Рагинский заметил эти особенности почерка, не читая писем, а только проглядывая их, напряженно не вникая в смысл написанного, а лишь пытаясь определить — кто бы мог написать эти письма, потому что письма нужно было отдать той, подписывавшей их «твоя» и «люблю тебя». С Женей Арьевым Рагинский был достаточно близок, чтобы знать о его женщинах, а тем более о женщине, которую Женя любил. Кроме того, там, в Ленинграде, он знал всех, с кем Женя переписывался. Не могло быть также, чтобы она не была на проводах, когда Женя уезжал, или, по крайней мере, в аэропорту. Впрочем, на проводах и в аэропорту было так много народу, что Рагинский мог ее и не заметить. «Не могло быть такого, чтобы я ее не знал, — думал Рагинский, — ведь я знал всех его женщин», А может быть, и не всех… Даже наверняка не всех, раз уж эту не знал.
Снова пересматривая письма и упорно стараясь их не читать, он искал имена, по которым надеялся догадаться о приятелях и общих знакомых. Они могли бы навести на мысль, эти имена, объяснить тех, кто знает эту женщину, а от них потянулись бы ниточки к ней, к той, которая должна была получить эти письма обратно.
Почерк ее был настолько ясен и разборчив, заглавные буквы так четко вырисовывались, что не обнаружить имена было невозможно. А имен не было. Были заглавные буквы с точкой после них. Они-то и обозначали имена. Этих имен Рагинский не знал. Собственно, и имен-то было не так уж много, то есть этих заглавных букв с точкой. Их было два — «Л.» и «М.». Рагинский решил прочесть письма, тем более что, просматривая их, он все же прочел абзац, из которого было ясно, что «Твоя» выезжает в Израиль.
«Мой прекрасный, мой замечательный! — с облегчением стал он читать. — Вот уже два месяца, как ты уехал, а я все плачу.
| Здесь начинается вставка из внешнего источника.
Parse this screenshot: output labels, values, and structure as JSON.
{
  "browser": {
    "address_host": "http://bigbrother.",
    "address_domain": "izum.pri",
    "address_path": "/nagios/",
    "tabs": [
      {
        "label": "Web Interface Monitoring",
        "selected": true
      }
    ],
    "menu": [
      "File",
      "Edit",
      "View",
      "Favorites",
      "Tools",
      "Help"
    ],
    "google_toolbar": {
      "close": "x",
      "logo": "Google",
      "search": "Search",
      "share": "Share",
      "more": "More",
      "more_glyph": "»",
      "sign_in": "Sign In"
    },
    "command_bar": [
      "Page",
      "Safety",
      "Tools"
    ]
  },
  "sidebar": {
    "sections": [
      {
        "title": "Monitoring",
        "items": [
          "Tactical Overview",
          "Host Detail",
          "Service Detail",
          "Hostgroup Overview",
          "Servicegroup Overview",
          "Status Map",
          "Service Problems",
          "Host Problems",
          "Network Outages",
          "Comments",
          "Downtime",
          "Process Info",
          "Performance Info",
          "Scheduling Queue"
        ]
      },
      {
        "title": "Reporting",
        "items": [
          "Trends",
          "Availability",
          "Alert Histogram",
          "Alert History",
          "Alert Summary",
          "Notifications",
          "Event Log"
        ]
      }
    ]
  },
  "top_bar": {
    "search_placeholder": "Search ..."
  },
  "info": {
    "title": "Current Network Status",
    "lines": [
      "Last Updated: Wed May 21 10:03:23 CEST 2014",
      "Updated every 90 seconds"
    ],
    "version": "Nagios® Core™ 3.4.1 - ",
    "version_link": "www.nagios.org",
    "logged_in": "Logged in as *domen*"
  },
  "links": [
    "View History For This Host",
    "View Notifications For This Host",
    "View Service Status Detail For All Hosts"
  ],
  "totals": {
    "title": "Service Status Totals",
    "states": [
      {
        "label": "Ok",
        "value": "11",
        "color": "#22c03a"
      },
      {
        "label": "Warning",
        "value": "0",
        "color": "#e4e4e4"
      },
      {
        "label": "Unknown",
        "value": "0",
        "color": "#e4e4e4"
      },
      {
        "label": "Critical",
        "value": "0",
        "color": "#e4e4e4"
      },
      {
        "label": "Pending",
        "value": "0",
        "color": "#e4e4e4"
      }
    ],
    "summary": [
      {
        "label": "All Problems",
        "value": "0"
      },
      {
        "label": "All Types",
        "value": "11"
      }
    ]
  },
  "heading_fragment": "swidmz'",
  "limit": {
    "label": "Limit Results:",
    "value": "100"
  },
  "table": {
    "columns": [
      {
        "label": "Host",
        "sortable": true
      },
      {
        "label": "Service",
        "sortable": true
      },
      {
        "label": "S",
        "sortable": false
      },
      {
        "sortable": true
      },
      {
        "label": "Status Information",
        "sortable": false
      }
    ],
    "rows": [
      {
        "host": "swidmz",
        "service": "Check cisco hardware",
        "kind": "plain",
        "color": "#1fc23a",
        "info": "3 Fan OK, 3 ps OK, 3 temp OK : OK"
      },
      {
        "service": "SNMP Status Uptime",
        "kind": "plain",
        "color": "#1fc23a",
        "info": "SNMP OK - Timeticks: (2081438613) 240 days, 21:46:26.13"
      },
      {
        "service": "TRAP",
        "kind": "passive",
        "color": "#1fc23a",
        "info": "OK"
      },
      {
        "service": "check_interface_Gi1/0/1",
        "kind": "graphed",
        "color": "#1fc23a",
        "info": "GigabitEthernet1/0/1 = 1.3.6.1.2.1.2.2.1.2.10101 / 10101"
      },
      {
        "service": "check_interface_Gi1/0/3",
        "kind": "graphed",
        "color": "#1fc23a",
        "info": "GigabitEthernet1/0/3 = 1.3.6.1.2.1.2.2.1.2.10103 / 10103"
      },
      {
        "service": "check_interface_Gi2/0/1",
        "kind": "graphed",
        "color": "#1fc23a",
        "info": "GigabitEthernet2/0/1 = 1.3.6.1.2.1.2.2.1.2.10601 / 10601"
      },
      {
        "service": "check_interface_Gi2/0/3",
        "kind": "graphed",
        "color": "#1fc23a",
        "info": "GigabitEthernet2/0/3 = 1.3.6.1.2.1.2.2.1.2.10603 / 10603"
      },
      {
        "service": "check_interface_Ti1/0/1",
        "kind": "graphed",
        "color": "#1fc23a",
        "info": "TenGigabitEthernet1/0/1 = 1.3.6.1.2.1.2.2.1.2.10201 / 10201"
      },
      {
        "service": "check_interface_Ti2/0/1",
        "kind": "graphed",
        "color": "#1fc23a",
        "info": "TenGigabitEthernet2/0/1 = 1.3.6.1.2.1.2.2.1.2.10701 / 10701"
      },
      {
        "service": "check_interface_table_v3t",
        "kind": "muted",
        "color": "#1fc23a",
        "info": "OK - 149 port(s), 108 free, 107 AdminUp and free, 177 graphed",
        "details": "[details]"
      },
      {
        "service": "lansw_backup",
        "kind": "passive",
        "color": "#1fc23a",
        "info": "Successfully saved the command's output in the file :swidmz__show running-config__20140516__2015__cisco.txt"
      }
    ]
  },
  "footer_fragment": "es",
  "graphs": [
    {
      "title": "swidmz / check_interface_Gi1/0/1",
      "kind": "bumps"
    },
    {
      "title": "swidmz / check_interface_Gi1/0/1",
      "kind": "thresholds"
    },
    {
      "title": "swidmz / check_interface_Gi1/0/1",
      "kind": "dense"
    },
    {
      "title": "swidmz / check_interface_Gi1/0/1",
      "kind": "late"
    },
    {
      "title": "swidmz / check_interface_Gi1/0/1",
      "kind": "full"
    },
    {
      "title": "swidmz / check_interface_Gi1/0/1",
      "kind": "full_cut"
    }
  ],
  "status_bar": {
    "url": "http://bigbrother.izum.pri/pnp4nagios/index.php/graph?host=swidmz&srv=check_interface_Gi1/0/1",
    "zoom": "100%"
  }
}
Мне отчаянно плохо без тебя. Я уговариваю, успокаиваю себя, что скоро-скоро мы увидимся. Еще несколько формальностей, и я буду совсем свободна и тогда приеду к тебе…
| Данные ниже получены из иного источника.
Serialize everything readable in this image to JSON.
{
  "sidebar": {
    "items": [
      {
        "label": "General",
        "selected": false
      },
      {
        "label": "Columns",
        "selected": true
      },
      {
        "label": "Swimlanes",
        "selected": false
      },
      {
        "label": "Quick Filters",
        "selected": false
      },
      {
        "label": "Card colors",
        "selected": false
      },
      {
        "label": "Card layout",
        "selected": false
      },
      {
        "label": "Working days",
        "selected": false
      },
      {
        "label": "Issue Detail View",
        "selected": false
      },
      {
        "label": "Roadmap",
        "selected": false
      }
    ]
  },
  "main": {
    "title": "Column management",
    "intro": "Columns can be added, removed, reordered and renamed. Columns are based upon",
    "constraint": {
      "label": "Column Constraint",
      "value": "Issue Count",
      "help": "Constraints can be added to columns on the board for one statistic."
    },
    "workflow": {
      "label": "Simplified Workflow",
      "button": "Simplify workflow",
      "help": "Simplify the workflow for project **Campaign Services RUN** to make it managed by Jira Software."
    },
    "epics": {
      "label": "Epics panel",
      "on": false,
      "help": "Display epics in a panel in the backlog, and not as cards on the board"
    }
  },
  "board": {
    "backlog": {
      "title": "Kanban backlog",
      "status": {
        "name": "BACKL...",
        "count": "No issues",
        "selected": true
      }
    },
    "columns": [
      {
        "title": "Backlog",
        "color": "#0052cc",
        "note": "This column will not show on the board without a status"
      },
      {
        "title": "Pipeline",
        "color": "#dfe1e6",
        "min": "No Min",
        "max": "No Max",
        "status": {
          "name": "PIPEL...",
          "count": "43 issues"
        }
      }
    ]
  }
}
…По твоим письмам я понимаю, что жизнь у вас очень непростая, но уверяю тебя: мы справимся с нею. Все будет хорошо, родной мой, только бы нам увидеться поскорее…».
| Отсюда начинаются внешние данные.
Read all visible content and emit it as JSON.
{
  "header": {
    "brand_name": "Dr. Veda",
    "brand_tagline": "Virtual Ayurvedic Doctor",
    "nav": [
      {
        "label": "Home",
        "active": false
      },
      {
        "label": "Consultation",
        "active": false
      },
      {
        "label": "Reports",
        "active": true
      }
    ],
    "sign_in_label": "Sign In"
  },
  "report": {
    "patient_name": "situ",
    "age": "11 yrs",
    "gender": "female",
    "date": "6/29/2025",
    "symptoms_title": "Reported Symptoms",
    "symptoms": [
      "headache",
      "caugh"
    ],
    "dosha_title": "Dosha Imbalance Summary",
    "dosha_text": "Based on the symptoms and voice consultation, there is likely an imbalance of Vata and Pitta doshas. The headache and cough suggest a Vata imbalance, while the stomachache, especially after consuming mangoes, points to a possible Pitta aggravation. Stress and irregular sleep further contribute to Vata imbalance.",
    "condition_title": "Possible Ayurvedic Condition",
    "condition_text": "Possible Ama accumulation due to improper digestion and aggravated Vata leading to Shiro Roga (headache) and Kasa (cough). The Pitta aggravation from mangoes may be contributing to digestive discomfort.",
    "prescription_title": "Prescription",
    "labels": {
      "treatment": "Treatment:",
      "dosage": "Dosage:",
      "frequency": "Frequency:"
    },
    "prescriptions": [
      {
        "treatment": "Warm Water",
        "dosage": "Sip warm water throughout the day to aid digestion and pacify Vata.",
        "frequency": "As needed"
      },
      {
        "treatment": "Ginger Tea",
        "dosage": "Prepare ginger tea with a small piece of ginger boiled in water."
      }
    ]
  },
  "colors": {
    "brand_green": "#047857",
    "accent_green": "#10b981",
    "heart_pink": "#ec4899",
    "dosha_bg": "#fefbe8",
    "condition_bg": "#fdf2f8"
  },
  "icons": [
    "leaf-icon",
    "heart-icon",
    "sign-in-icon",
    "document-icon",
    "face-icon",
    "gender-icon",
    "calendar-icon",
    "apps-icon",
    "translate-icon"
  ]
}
Следующее письмо было очень деловое, старательно деловое. Она сообщала подробности своей беготни по разным учреждениям, спрашивала, что нужно везти с собой. «…Еще немного, совсем немножко — и мы опять будем вместе и не расстанемся больше никогда, — так заканчивалось это письмо. — Люблю тебя, целую нежно. Твоя».
«По твоему письму я поняла, что ты болен, хотя ты ничего про это не пишешь, — тревожилась она в третьем письме — Почему письмо написано на машинке? Ты не можешь писать рукой? Знаю, что ты не хочешь меня волновать, но пойми, что я должна знать про тебя все. Никогда ничего от меня не скрывай. Ладно, милый? А как ты чувствуешь себя сейчас?»